Would CNU-RMC be the first ever all-South semifinal?  Certainly in recent memory.

Lots of interesting possibilities down the line!

Looking more immediately, Williams-Whitman has been discussed a lot already, just a classic contrast of styles of play and players, should be a fascinating game that could go in a lot of different directions, even if Whitman is, justifiably, the clearly favored team. 

Hamilton and Christopher Newport looks like a very even 2-3 matchup (clearly the second and third seeds in this bracket), despite Hamilton's home-court edge.    CNU has beaten some very good teams this year, Randolph Macon, York twice, Salisbury three times, and seem to be on a major roll, blowing out all five opponents in conference tourney and NCAA play.  CNU has lost only one game since January 5, and that was a one-point road loss without star Marcus Carter.  None of those opponents is quite the quality of Hamilton, but still some very capable teams that CNU has just been destroying.  Carter is a big-time player and it should be fun to see him go against Kena Gilmour.  Hamilton will also have to carefully mark Jason Aigner, a three-point specialist who shoots 45 percent from deep on very high volume.  The Conts will need to play better than they did in their first two tourney games to beat CNU.  Key for Hamilton is for Kena Gilmour to break out of his shooting slump, Hamilton, with a lot of different guys stepping up, has mostly been winning despite Gilmour having a tough time over his past six games (3-18 from 3, only one game above 40 percent from the field), but we've all seen what Gilmour is capable of doing in big NCAA games.  If he straightens out his shooting and plays like an all-American, with their improved depth Hamilton will be very tough to beat at home this weekend, but if not, CNU, Whitman or Williams could all very well take them down. 
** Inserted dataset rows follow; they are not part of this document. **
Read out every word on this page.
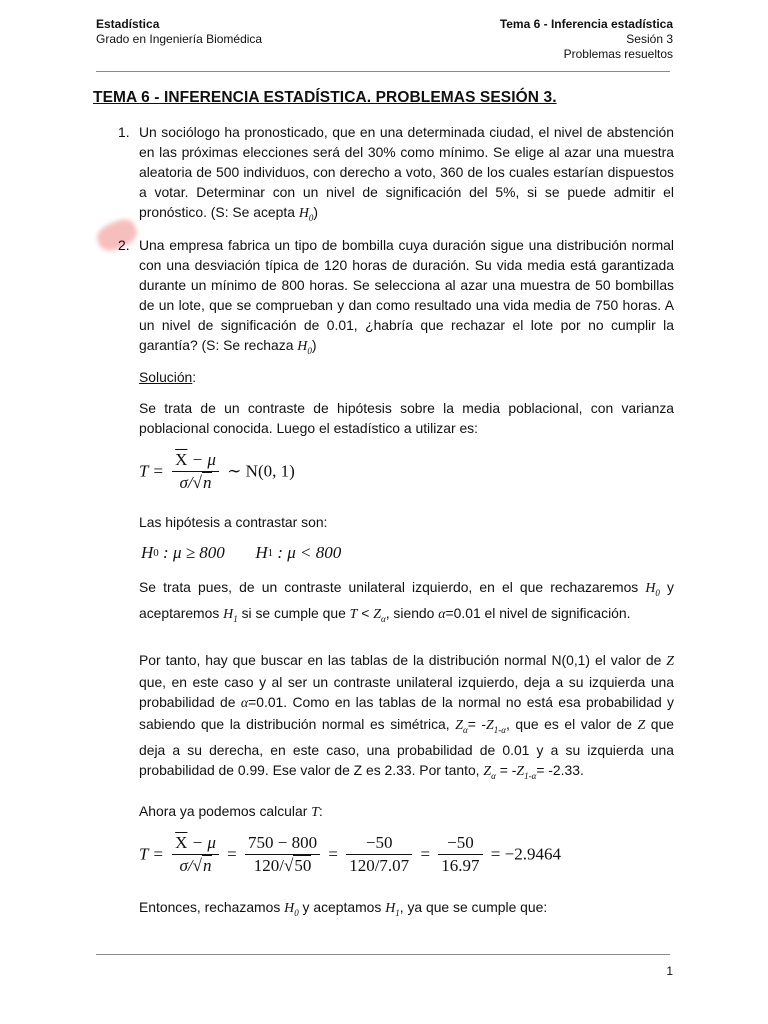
Estadística
Grado en Ingeniería Biomédica
Tema 6 - Inferencia estadística
Sesión 3
Problemas resueltos
TEMA 6 - INFERENCIA ESTADÍSTICA. PROBLEMAS SESIÓN 3.
1. Un sociólogo ha pronosticado, que en una determinada ciudad, el nivel de abstención en las próximas elecciones será del 30% como mínimo. Se elige al azar una muestra aleatoria de 500 individuos, con derecho a voto, 360 de los cuales estarían dispuestos a votar. Determinar con un nivel de significación del 5%, si se puede admitir el pronóstico. (S: Se acepta $H_0$)
2. Una empresa fabrica un tipo de bombilla cuya duración sigue una distribución normal con una desviación típica de 120 horas de duración. Su vida media está garantizada durante un mínimo de 800 horas. Se selecciona al azar una muestra de 50 bombillas de un lote, que se comprueban y dan como resultado una vida media de 750 horas. A un nivel de significación de 0.01, ¿habría que rechazar el lote por no cumplir la garantía? (S: Se rechaza $H_0$)
Solución:
Se trata de un contraste de hipótesis sobre la media poblacional, con varianza poblacional conocida. Luego el estadístico a utilizar es:
$T = \frac{\overline{X} - \mu}{\sigma/√n}$ ∼ N(0, 1)
Las hipótesis a contrastar son:
H0 : μ ≥ 800 H1 : μ < 800
Se trata pues, de un contraste unilateral izquierdo, en el que rechazaremos $H_0$ y aceptaremos $H_1$ si se cumple que $T < Z_\alpha$, siendo α=0.01 el nivel de significación.
Por tanto, hay que buscar en las tablas de la distribución normal N(0,1) el valor de Z que, en este caso y al ser un contraste unilateral izquierdo, deja a su izquierda una probabilidad de α=0.01. Como en las tablas de la normal no está esa probabilidad y sabiendo que la distribución normal es simétrica, $Z_\alpha= -Z_{1-\alpha}$, que es el valor de Z que deja a su derecha, en este caso, una probabilidad de 0.01 y a su izquierda una probabilidad de 0.99. Ese valor de Z es 2.33. Por tanto, $Z_\alpha = -Z_{1-\alpha}= -2.33$.
Ahora ya podemos calcular T:
$T = \frac{\overline{X} - \mu}{\sigma/√n} = \frac{750 - 800}{120/√50} = \frac{-50}{120/7.07} = \frac{-50}{16.97} = -2.9464$
Entonces, rechazamos $H_0$ y aceptamos $H_1$, ya que se cumple que:
1
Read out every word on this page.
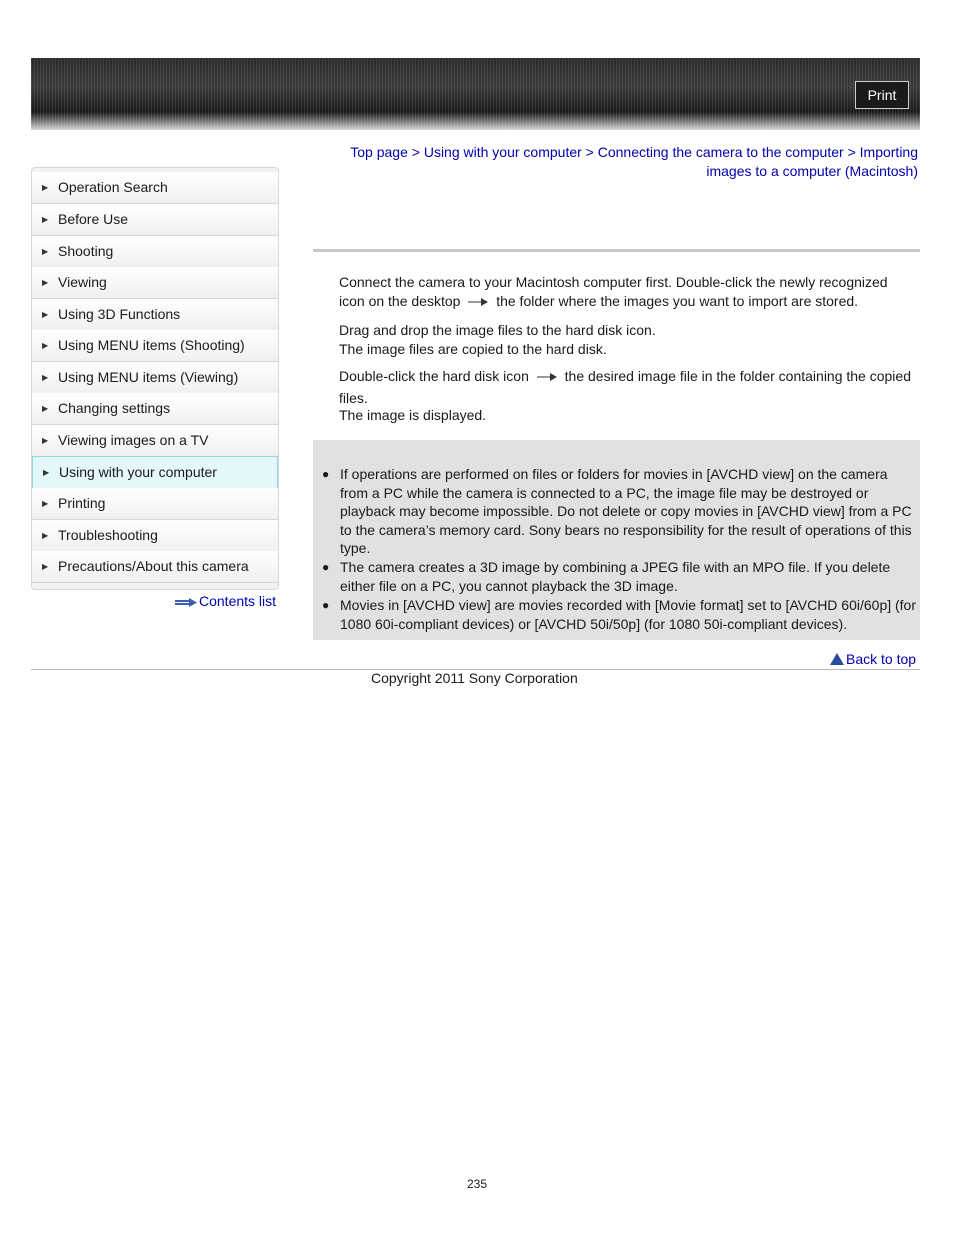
Print
▶ Operation Search
▶ Before Use
▶ Shooting
▶ Viewing
▶ Using 3D Functions
▶ Using MENU items (Shooting)
▶ Using MENU items (Viewing)
▶ Changing settings
▶ Viewing images on a TV
▶ Using with your computer
▶ Printing
▶ Troubleshooting
▶ Precautions/About this camera
Contents list
Top page > Using with your computer > Connecting the camera to the computer > Importing images to a computer (Macintosh)
Connect the camera to your Macintosh computer first. Double-click the newly recognized icon on the desktop	the folder where the images you want to import are stored.
Drag and drop the image files to the hard disk icon.
The image files are copied to the hard disk.
Double-click the hard disk icon	the desired image file in the folder containing the copied files.
The image is displayed.
● If operations are performed on files or folders for movies in [AVCHD view] on the camera from a PC while the camera is connected to a PC, the image file may be destroyed or playback may become impossible. Do not delete or copy movies in [AVCHD view] from a PC to the camera’s memory card. Sony bears no responsibility for the result of operations of this type.
● The camera creates a 3D image by combining a JPEG file with an MPO file. If you delete either file on a PC, you cannot playback the 3D image.
● Movies in [AVCHD view] are movies recorded with [Movie format] set to [AVCHD 60i/60p] (for 1080 60i-compliant devices) or [AVCHD 50i/50p] (for 1080 50i-compliant devices).
Back to top
Copyright 2011 Sony Corporation
235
Amherst certainly has the best Friday matchup of the three NESCAC squads, as the Amherst perimeter defenders are very strong and should give Nichols' dynamic backcourt duo a difficult test.  Echeverria and Bruton will have to really go off from them to beat a bigger, much deeper Amherst squad, and while they are both capable for doing so, it won't be easy against Robinson, Allen and Che.  Either RMC or Swarthmore will likely be a much tougher matchup.  I like Amherst-Swarthmore in this sectional with a great game going down to the wire in that one.